With the rapid increase of large-scale, real-world datasets, it becomes critical to address the problem of long-tailed data distribution (i.e., a few classes account for most of the data, while most classes are under-represented). Existing solutions typically adopt class re-balancing strategies such as re-sampling and re-weighting based on the number of observations for each class. In this work, we argue that as the number of samples increases, the additional benefit of a newly added data point will diminish. We introduce a novel theoretical framework to measure data overlap by associating with each sample a small neighboring region rather than a single point.
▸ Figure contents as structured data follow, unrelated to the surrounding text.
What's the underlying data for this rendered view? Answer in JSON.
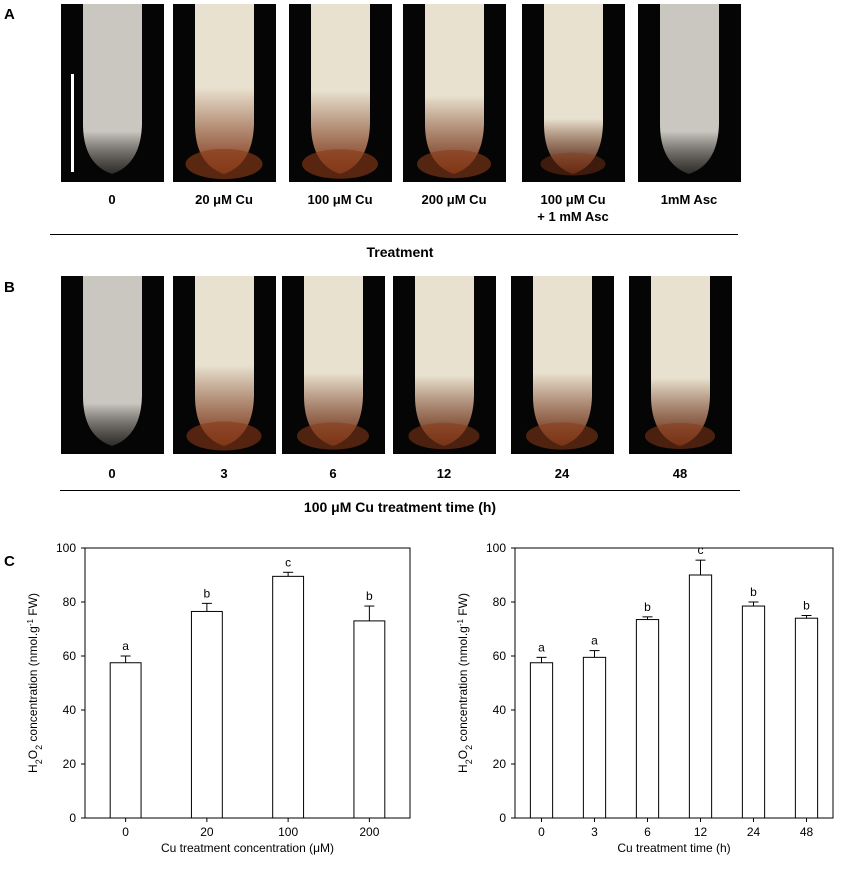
{
  "panels": {
    "a": {
      "letter": "A",
      "labels": [
        [
          "0"
        ],
        [
          "20 μM Cu"
        ],
        [
          "100 μM Cu"
        ],
        [
          "200 μM Cu"
        ],
        [
          "100 μM Cu",
          "+ 1 mM Asc"
        ],
        [
          "1mM Asc"
        ]
      ],
      "axis_title": "Treatment"
    },
    "b": {
      "letter": "B",
      "labels": [
        "0",
        "3",
        "6",
        "12",
        "24",
        "48"
      ],
      "axis_title": "100 μM Cu treatment time (h)"
    },
    "c": {
      "letter": "C"
    }
  },
  "stain_colors": {
    "control": "#c9c7c0",
    "root_body": "#e8e1cf",
    "stain": "#8a3a18"
  },
  "chart_data": [
    {
      "type": "bar",
      "categories": [
        "0",
        "20",
        "100",
        "200"
      ],
      "values": [
        57.5,
        76.5,
        89.5,
        73
      ],
      "errors": [
        2.5,
        3,
        1.5,
        5.5
      ],
      "letters": [
        "a",
        "b",
        "c",
        "b"
      ],
      "xlabel": "Cu treatment concentration (μM)",
      "ylabel_parts": [
        "H",
        "2",
        "O",
        "2",
        " concentration (nmol.g",
        "-1",
        " FW)"
      ],
      "ylim": [
        0,
        100
      ],
      "yticks": [
        "0",
        "20",
        "40",
        "60",
        "80",
        "100"
      ]
    },
    {
      "type": "bar",
      "categories": [
        "0",
        "3",
        "6",
        "12",
        "24",
        "48"
      ],
      "values": [
        57.5,
        59.5,
        73.5,
        90,
        78.5,
        74
      ],
      "errors": [
        2,
        2.5,
        1,
        5.5,
        1.5,
        1
      ],
      "letters": [
        "a",
        "a",
        "b",
        "c",
        "b",
        "b"
      ],
      "xlabel": "Cu treatment time (h)",
      "ylabel_parts": [
        "H",
        "2",
        "O",
        "2",
        " concentration (nmol.g",
        "-1",
        " FW)"
      ],
      "ylim": [
        0,
        100
      ],
      "yticks": [
        "0",
        "20",
        "40",
        "60",
        "80",
        "100"
      ]
    }
  ]
}
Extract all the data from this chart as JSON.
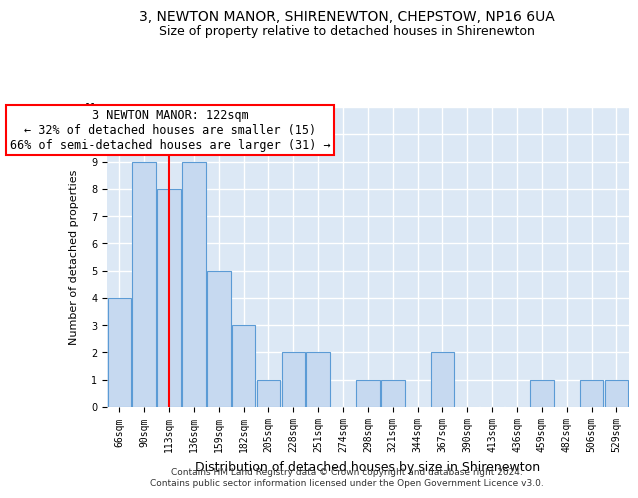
{
  "title": "3, NEWTON MANOR, SHIRENEWTON, CHEPSTOW, NP16 6UA",
  "subtitle": "Size of property relative to detached houses in Shirenewton",
  "xlabel": "Distribution of detached houses by size in Shirenewton",
  "ylabel": "Number of detached properties",
  "categories": [
    "66sqm",
    "90sqm",
    "113sqm",
    "136sqm",
    "159sqm",
    "182sqm",
    "205sqm",
    "228sqm",
    "251sqm",
    "274sqm",
    "298sqm",
    "321sqm",
    "344sqm",
    "367sqm",
    "390sqm",
    "413sqm",
    "436sqm",
    "459sqm",
    "482sqm",
    "506sqm",
    "529sqm"
  ],
  "values": [
    4,
    9,
    8,
    9,
    5,
    3,
    1,
    2,
    2,
    0,
    1,
    1,
    0,
    2,
    0,
    0,
    0,
    1,
    0,
    1,
    1
  ],
  "bar_color": "#c6d9f0",
  "bar_edge_color": "#5b9bd5",
  "red_line_index": 2,
  "annotation_text": "3 NEWTON MANOR: 122sqm\n← 32% of detached houses are smaller (15)\n66% of semi-detached houses are larger (31) →",
  "annotation_box_color": "white",
  "annotation_box_edge_color": "red",
  "red_line_color": "red",
  "ylim": [
    0,
    11
  ],
  "background_color": "#dce8f5",
  "grid_color": "white",
  "footer_line1": "Contains HM Land Registry data © Crown copyright and database right 2024.",
  "footer_line2": "Contains public sector information licensed under the Open Government Licence v3.0.",
  "title_fontsize": 10,
  "subtitle_fontsize": 9,
  "xlabel_fontsize": 9,
  "ylabel_fontsize": 8,
  "tick_fontsize": 7,
  "footer_fontsize": 6.5,
  "annotation_fontsize": 8.5
}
The effective number of samples is defined as the volume of samples and can be calculated by a simple formula $(1-\beta^{n})/(1-\beta)$, where $n$ is the number of samples and $\beta \in [0,1)$ is a hyperparameter. We design a re-weighting scheme that uses the effective number of samples for each class to re-balance the loss, thereby yielding a class-balanced loss. Comprehensive experiments are conducted on artificially induced long-tailed CIFAR datasets and large-scale datasets including ImageNet and iNaturalist. Our results show that when trained with the proposed class-balanced loss, the network is able to achieve significant performance gains on long-tailed datasets.